Photo taken on Aug 17, 2017, shows an old community in Southwest China's Chongqing. [Photo/IC]
China is pushing forward a national initiative to renovate aging urban residential communities as a way of improving the living conditions of hundreds of millions of people as well as shoring up the economy.
Vice-Minister of Housing and Rural-Urban Development Huang Yan said on Monday at a news conference that as of the end of May, local governments had reported 170,000 urban communities in need of renovation, covering about 100 million residents.
Huang said many of the communities were built decades ago and several facilities are aging and crumbling.
In March, Premier Li Keqiang said in the Government Work Report that authorities would support the renovation of old urban residential communities across the country this year.
On June 19, Li presided over an executive meeting of the State Council which called for speeding up the work. Renovations would prioritize upgrading roads, water supplies, electricity, gas and internet services.
In communities where conditions permit, elevators will be installed and parking lots built, according to a release from the meeting.
Huang said such an initiative is also beneficial to the country's economic growth.
"Our pilot programs in some cities proved that the renovation of old urban residential communities has not only helped improve people's livelihoods and increased their sense of happiness and security, but also served as an important measure to expand investment and stimulate domestic demand," she said at the news conference organized by the State Council Information Office.
The ministry launched a pilot program in 2017 in 15 cities－including Xiamen, Fujian province and Guangzhou, Guangdong province－that benefited 59,000 residents in 106 communities by the end of last year.
Huang said the innovation will be subsidized by the central government, and residents and companies involved will also contribute their share.

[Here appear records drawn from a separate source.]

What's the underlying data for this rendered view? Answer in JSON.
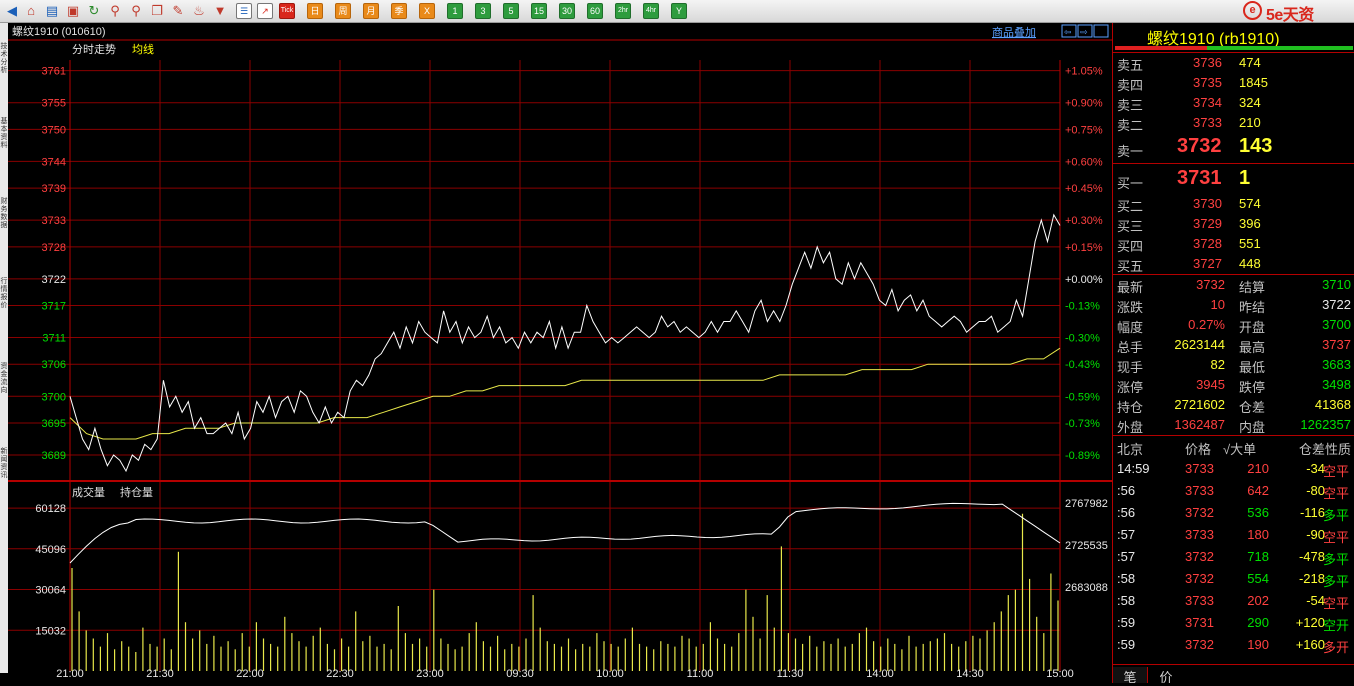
{
  "toolbar": {
    "buttons": [
      "Tick",
      "日",
      "周",
      "月",
      "季",
      "X",
      "1",
      "3",
      "5",
      "15",
      "30",
      "60",
      "2hr",
      "4hr",
      "Y"
    ]
  },
  "brand": {
    "logo": "e",
    "name": "5e天资",
    "url": ".com"
  },
  "left_sidebar": {
    "tabs": [
      "技术分析",
      "基本资料",
      "财务数据",
      "行情报价",
      "资金流向",
      "新闻资讯"
    ]
  },
  "chart_header": {
    "title": "螺纹1910 (010610)",
    "minute_label": "分时走势",
    "avg_label": "均线",
    "overlay_button": "商品叠加"
  },
  "price_axis": {
    "left_labels": [
      "3761",
      "3755",
      "3750",
      "3744",
      "3739",
      "3733",
      "3728",
      "3722",
      "3717",
      "3711",
      "3706",
      "3700",
      "3695",
      "3689"
    ],
    "right_labels": [
      "+1.05%",
      "+0.90%",
      "+0.75%",
      "+0.60%",
      "+0.45%",
      "+0.30%",
      "+0.15%",
      "+0.00%",
      "-0.13%",
      "-0.30%",
      "-0.43%",
      "-0.59%",
      "-0.73%",
      "-0.89%"
    ]
  },
  "volume_panel": {
    "volume_label": "成交量",
    "oi_label": "持仓量",
    "left_labels": [
      "60128",
      "45096",
      "30064",
      "15032"
    ],
    "right_labels": [
      "2767982",
      "2725535",
      "2683088"
    ]
  },
  "time_axis": [
    "21:00",
    "21:30",
    "22:00",
    "22:30",
    "23:00",
    "09:30",
    "10:00",
    "11:00",
    "11:30",
    "14:00",
    "14:30",
    "15:00"
  ],
  "chart_data": {
    "type": "line",
    "ylim": [
      3686,
      3763
    ],
    "prev_close": 3722,
    "price": [
      3700,
      3696,
      3692,
      3690,
      3694,
      3690,
      3687,
      3689,
      3688,
      3686,
      3689,
      3688,
      3691,
      3690,
      3692,
      3703,
      3698,
      3700,
      3697,
      3699,
      3694,
      3696,
      3693,
      3693,
      3694,
      3695,
      3693,
      3697,
      3692,
      3694,
      3699,
      3697,
      3700,
      3696,
      3699,
      3700,
      3697,
      3701,
      3700,
      3697,
      3695,
      3698,
      3695,
      3697,
      3696,
      3701,
      3703,
      3702,
      3704,
      3707,
      3708,
      3710,
      3712,
      3709,
      3713,
      3710,
      3714,
      3712,
      3711,
      3710,
      3716,
      3712,
      3714,
      3710,
      3713,
      3711,
      3712,
      3715,
      3711,
      3713,
      3710,
      3711,
      3709,
      3712,
      3710,
      3712,
      3711,
      3714,
      3709,
      3713,
      3709,
      3712,
      3712,
      3717,
      3714,
      3712,
      3710,
      3711,
      3710,
      3711,
      3712,
      3713,
      3712,
      3711,
      3712,
      3715,
      3713,
      3714,
      3712,
      3713,
      3712,
      3711,
      3712,
      3714,
      3712,
      3714,
      3714,
      3716,
      3714,
      3712,
      3716,
      3718,
      3714,
      3716,
      3714,
      3717,
      3721,
      3724,
      3727,
      3724,
      3728,
      3725,
      3727,
      3722,
      3721,
      3725,
      3722,
      3725,
      3723,
      3721,
      3718,
      3717,
      3720,
      3716,
      3718,
      3719,
      3716,
      3718,
      3715,
      3714,
      3713,
      3714,
      3715,
      3714,
      3712,
      3713,
      3714,
      3714,
      3715,
      3712,
      3713,
      3714,
      3718,
      3715,
      3722,
      3729,
      3733,
      3729,
      3734,
      3732
    ],
    "avg": [
      3696,
      3693,
      3692,
      3692,
      3692,
      3693,
      3693,
      3694,
      3694,
      3694,
      3695,
      3695,
      3695,
      3695,
      3695,
      3695,
      3696,
      3696,
      3696,
      3697,
      3698,
      3699,
      3700,
      3700,
      3701,
      3701,
      3702,
      3702,
      3702,
      3702,
      3702,
      3703,
      3703,
      3703,
      3703,
      3703,
      3703,
      3703,
      3703,
      3703,
      3703,
      3703,
      3703,
      3704,
      3704,
      3704,
      3704,
      3704,
      3705,
      3705,
      3705,
      3705,
      3706,
      3706,
      3706,
      3706,
      3706,
      3706,
      3707,
      3707,
      3709
    ],
    "volume": [
      38000,
      22000,
      15000,
      12000,
      9000,
      14000,
      8000,
      11000,
      9000,
      7000,
      16000,
      10000,
      9000,
      12000,
      8000,
      44000,
      18000,
      12000,
      15000,
      10000,
      13000,
      9000,
      11000,
      8000,
      14000,
      9000,
      18000,
      12000,
      10000,
      9000,
      20000,
      14000,
      11000,
      9000,
      13000,
      16000,
      10000,
      8000,
      12000,
      9000,
      22000,
      11000,
      13000,
      9000,
      10000,
      8000,
      24000,
      14000,
      10000,
      12000,
      9000,
      30000,
      12000,
      10000,
      8000,
      9000,
      14000,
      18000,
      11000,
      9000,
      13000,
      8000,
      10000,
      9000,
      12000,
      28000,
      16000,
      11000,
      10000,
      9000,
      12000,
      8000,
      10000,
      9000,
      14000,
      11000,
      10000,
      9000,
      12000,
      16000,
      10000,
      9000,
      8000,
      11000,
      10000,
      9000,
      13000,
      12000,
      9000,
      10000,
      18000,
      12000,
      10000,
      9000,
      14000,
      30000,
      20000,
      12000,
      28000,
      16000,
      46000,
      14000,
      12000,
      10000,
      13000,
      9000,
      11000,
      10000,
      12000,
      9000,
      10000,
      14000,
      16000,
      11000,
      9000,
      12000,
      10000,
      8000,
      13000,
      9000,
      10000,
      11000,
      12000,
      14000,
      10000,
      9000,
      11000,
      13000,
      12000,
      15000,
      18000,
      22000,
      28000,
      30000,
      58000,
      34000,
      20000,
      14000,
      36000,
      26000
    ]
  },
  "quote_panel": {
    "title": "螺纹1910 (rb1910)",
    "asks": [
      {
        "label": "卖五",
        "price": "3736",
        "vol": "474"
      },
      {
        "label": "卖四",
        "price": "3735",
        "vol": "1845"
      },
      {
        "label": "卖三",
        "price": "3734",
        "vol": "324"
      },
      {
        "label": "卖二",
        "price": "3733",
        "vol": "210"
      }
    ],
    "ask1": {
      "label": "卖一",
      "price": "3732",
      "vol": "143"
    },
    "bid1": {
      "label": "买一",
      "price": "3731",
      "vol": "1"
    },
    "bids": [
      {
        "label": "买二",
        "price": "3730",
        "vol": "574"
      },
      {
        "label": "买三",
        "price": "3729",
        "vol": "396"
      },
      {
        "label": "买四",
        "price": "3728",
        "vol": "551"
      },
      {
        "label": "买五",
        "price": "3727",
        "vol": "448"
      }
    ],
    "stats": [
      {
        "l1": "最新",
        "v1": "3732",
        "c1": "red",
        "l2": "结算",
        "v2": "3710",
        "c2": "grn"
      },
      {
        "l1": "涨跌",
        "v1": "10",
        "c1": "red",
        "l2": "昨结",
        "v2": "3722",
        "c2": "wht"
      },
      {
        "l1": "幅度",
        "v1": "0.27%",
        "c1": "red",
        "l2": "开盘",
        "v2": "3700",
        "c2": "grn"
      },
      {
        "l1": "总手",
        "v1": "2623144",
        "c1": "yel",
        "l2": "最高",
        "v2": "3737",
        "c2": "red"
      },
      {
        "l1": "现手",
        "v1": "82",
        "c1": "yel",
        "l2": "最低",
        "v2": "3683",
        "c2": "grn"
      },
      {
        "l1": "涨停",
        "v1": "3945",
        "c1": "red",
        "l2": "跌停",
        "v2": "3498",
        "c2": "grn"
      },
      {
        "l1": "持仓",
        "v1": "2721602",
        "c1": "yel",
        "l2": "仓差",
        "v2": "41368",
        "c2": "yel"
      },
      {
        "l1": "外盘",
        "v1": "1362487",
        "c1": "red",
        "l2": "内盘",
        "v2": "1262357",
        "c2": "grn"
      }
    ],
    "ticks_header": [
      "北京",
      "价格",
      "√大单",
      "仓差",
      "性质"
    ],
    "ticks": [
      {
        "time": "14:59",
        "price": "3733",
        "pc": "red",
        "vol": "210",
        "vc": "red",
        "oi": "-34",
        "nat": "空平",
        "nc": "red"
      },
      {
        "time": ":56",
        "price": "3733",
        "pc": "red",
        "vol": "642",
        "vc": "red",
        "oi": "-80",
        "nat": "空平",
        "nc": "red"
      },
      {
        "time": ":56",
        "price": "3732",
        "pc": "red",
        "vol": "536",
        "vc": "grn",
        "oi": "-116",
        "nat": "多平",
        "nc": "grn"
      },
      {
        "time": ":57",
        "price": "3733",
        "pc": "red",
        "vol": "180",
        "vc": "red",
        "oi": "-90",
        "nat": "空平",
        "nc": "red"
      },
      {
        "time": ":57",
        "price": "3732",
        "pc": "red",
        "vol": "718",
        "vc": "grn",
        "oi": "-478",
        "nat": "多平",
        "nc": "grn"
      },
      {
        "time": ":58",
        "price": "3732",
        "pc": "red",
        "vol": "554",
        "vc": "grn",
        "oi": "-218",
        "nat": "多平",
        "nc": "grn"
      },
      {
        "time": ":58",
        "price": "3733",
        "pc": "red",
        "vol": "202",
        "vc": "red",
        "oi": "-54",
        "nat": "空平",
        "nc": "red"
      },
      {
        "time": ":59",
        "price": "3731",
        "pc": "red",
        "vol": "290",
        "vc": "grn",
        "oi": "+120",
        "nat": "空开",
        "nc": "grn"
      },
      {
        "time": ":59",
        "price": "3732",
        "pc": "red",
        "vol": "190",
        "vc": "red",
        "oi": "+160",
        "nat": "多开",
        "nc": "red"
      }
    ],
    "tabs": [
      "笔",
      "价"
    ]
  }
}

She said total investment will be "huge" nationwide if all the costs of renovation, operations of new facilities and supplies for urban public services are taken into consideration.
State Council Counselor Qiu Baoxing estimated total funds needed for the comprehensive project across the country could reach 4 trillion yuan ($584.5 billion).
In a signed article published by the official website of the State Council in March, Qiu also suggested making good use of the 500 billion yuan allocated for the public housing maintenance fund in government accounts.
Currently, people are obliged to contribute to the fund when they buy new apartments and homes. The fund is used to renovate public areas in communities after proper approval procedures.
Huang acknowledged on Monday that "fund collection could be very complicated and comprehensive, which calls for a multisource financing mechanism".
She said the ministry will work together with other relevant government bodies to conduct joint research to maximize renovation efforts.